When you spend time in the African savannah you are surprised to see how relaxed the herbivores can be in the proximity of the big cats. Zebras and antelopes don’t stampede at the mere presence of a lion, but they rather observe it. Information flows in both directions, and the ungulates know how to read the body language of predators. A feline walking casually is no cause of panic, and the potential prey just look at it cautiously until it disappears. And it makes sense, because if zebras had to be in a constant state of panic at the possible presence of a predator, stress would kill them even before the predators would. For us humans as well, irrational fear of predators is probably something that developed once we abandoned our life as hunters-gatherers to become Neolithic farmers. Before that, cautious respect and a keen interest in the predators would be a far more useful attitude than panic.
As a sabertooth freak, I often imagine what it would be like to travel back in time and meet my favourite predators from the past. If I were in a B movie, a succesion of screams and chases would follow, and my survival would depend on being the star of the film or a mere sideshow, so I would really stand little chance of survival! But in the natural world, I should rather try to follow the example of the zebra and read the cat’s body language before running.
To see an adult Amphimachairodus walking your way would be in impressive sight by any standards. Tall as a lion, it would walk with a cat-like supination of the forepaws, although less exaggerated than in a lion: the structure of its elbow and wrist joints tell us that much. Free-swinging shoulder blades would move up and down as the cat stepped towards us. But the animal’s head would be subtly different from any modern cat’s. The face was narrower, with slightly smaller eyes looking less frontally, somehow intermediate between a lion’s and a wolf’s in terms of relative size and position. The muzzle was long and high but also narrow, with blade-like upper canines showing discretely beyond the upper lips.
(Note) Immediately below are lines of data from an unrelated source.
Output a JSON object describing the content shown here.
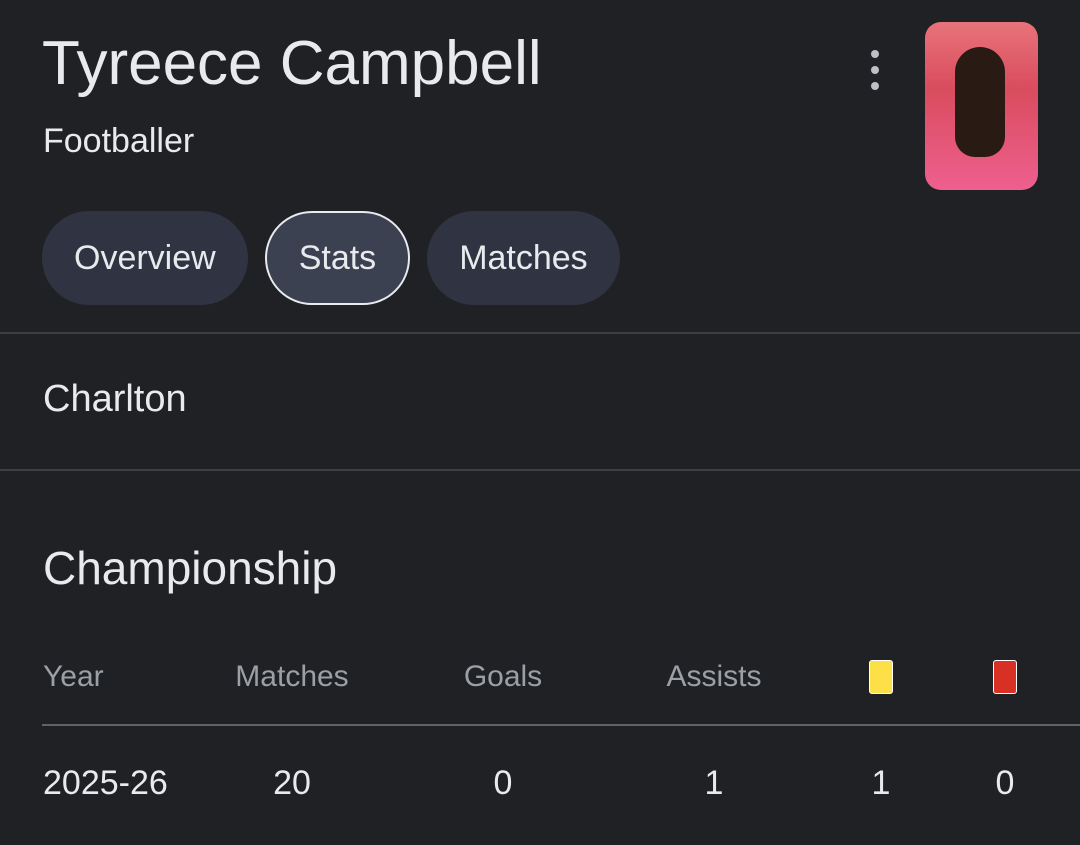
{
  "header": {
    "name": "Tyreece Campbell",
    "subtitle": "Footballer",
    "more_icon": "more-vert-icon"
  },
  "tabs": [
    {
      "label": "Overview"
    },
    {
      "label": "Stats",
      "active": true
    },
    {
      "label": "Matches"
    }
  ],
  "club": "Charlton",
  "competition": "Championship",
  "table": {
    "headers": [
      "Year",
      "Matches",
      "Goals",
      "Assists"
    ],
    "card_icons": {
      "yellow": "#fde047",
      "red": "#d93025"
    },
    "rows": [
      {
        "year": "2025-26",
        "matches": "20",
        "goals": "0",
        "assists": "1",
        "yellow": "1",
        "red": "0"
      }
    ]
  }
}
Reconstruction of Amphimachairodus in frontal view. The animal was as tall as a lion with a distinctly cat-like walk, but it had a peculiar narrow head with a high and narrow muzzle and blade-like upper canines showing beyond the upper lips
amphimachairodus-front low res

Concerning body language, if the cat is walking upright and with a casual cadence, you have reason to think it is just minding its business rather than stalking you. A relaxed mouth further indicates lack of aggression, but ears pointing slightly backwards are less simple to read. In the general context of a relaxed animal they don’t mean much, but it could be the sabertooth is not very happy about something. Better observe it for a few seconds and see what those ears do, but remember that any part of the animal’s body generally works as a part of the whole, and if the cat is in an aggressive mood there will be other signs apart from those ears to show it…
Amphimachairodus lived a little too long ago for our bipedal hominin ancestors to have come across it, but other sabertooths, such as Homotherium and Megantereon, were familiar elements of their world. I am sure that body-language reading was more important than panic as a reaction to their presence. But timing is everything, and surely there was a right time to panic as well!